M. Michel Barnier, Premier ministre. Je vous remercie, monsieur le président, de me permettre d'associer le Gouvernement, comme je l'ai fait devant l'Assemblée nationale, à ce moment de recueillement et à cet hommage que vous rendez si justement à la mémoire de Louis Mermaz.

Il se trouve que, lorsque nous nous sommes connus, nous étions voisins : il était président du département de l'Isère, où je suis né, au moment même où je présidais le département voisin de la Savoie. Le garde des sceaux, Didier Migaud, fut son collaborateur.

J'avais pour Louis Mermaz beaucoup de respect : il était un grand monsieur et un homme d'État, ce qu'il démontra dans ses différentes fonctions. Il avait beaucoup d'humour et beaucoup de rigueur, et il eut cette grande qualité qu'est la fidélité politique : comme vous l'avez rappelé, monsieur le président, il fut l'un des tout premiers compagnons de François Mitterrand, avec lequel il partageait non seulement des convictions, socialistes, mais aussi la passion de la littérature et de l'histoire – je ne doute pas qu'ils eurent nombre de conversations sur ces thèmes.

Les membres du Gouvernement partagent très sincèrement votre peine, celle de ses proches, de sa famille, de ses amis et du groupe socialiste.

3

Questions d'actualité au Gouvernement

M. le président. L'ordre du jour appelle les réponses à des questions d'actualité au Gouvernement.

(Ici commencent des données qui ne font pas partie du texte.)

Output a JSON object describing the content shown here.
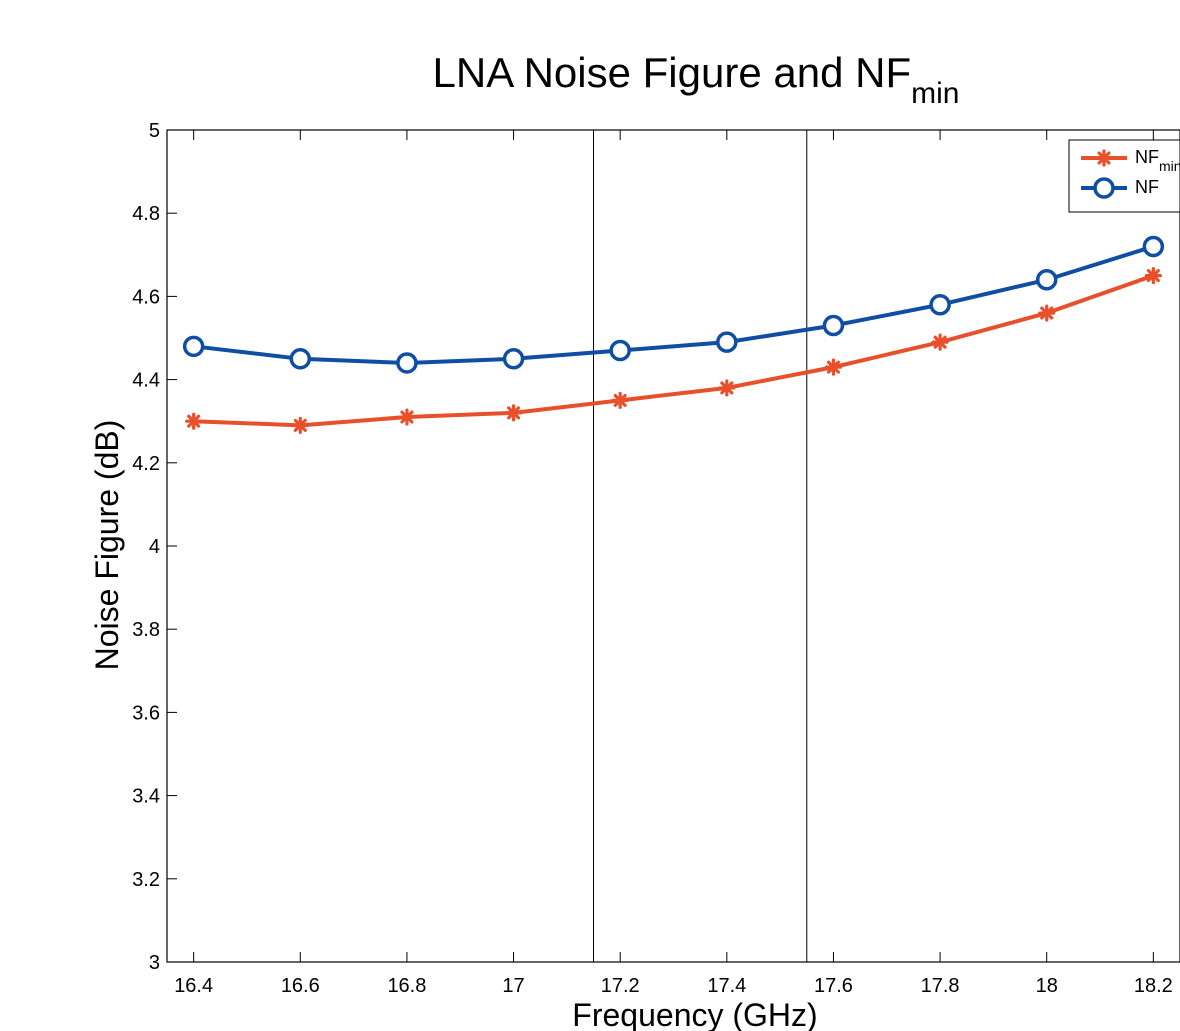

Mes chers collègues, je vous rappelle que la séance est retransmise en direct sur Public Sénat et sur notre site internet.

Au nom du bureau, j'appelle chacun de vous à observer au cours de nos échanges l'une des valeurs essentielles du Sénat : le respect, qu'il s'agisse du respect des uns et des autres ou de celui du temps de parole – cela est valable pour tout le monde, à l'exception du Premier ministre ! (Sourires.)

rachat du fabricant de doliprane par un fonds américain

M. le président. La parole est à Mme Anne-Sophie Romagny, pour le groupe Union Centriste. (Applaudissements sur les travées du groupe UC et sur des travées du groupe Les Républicains.)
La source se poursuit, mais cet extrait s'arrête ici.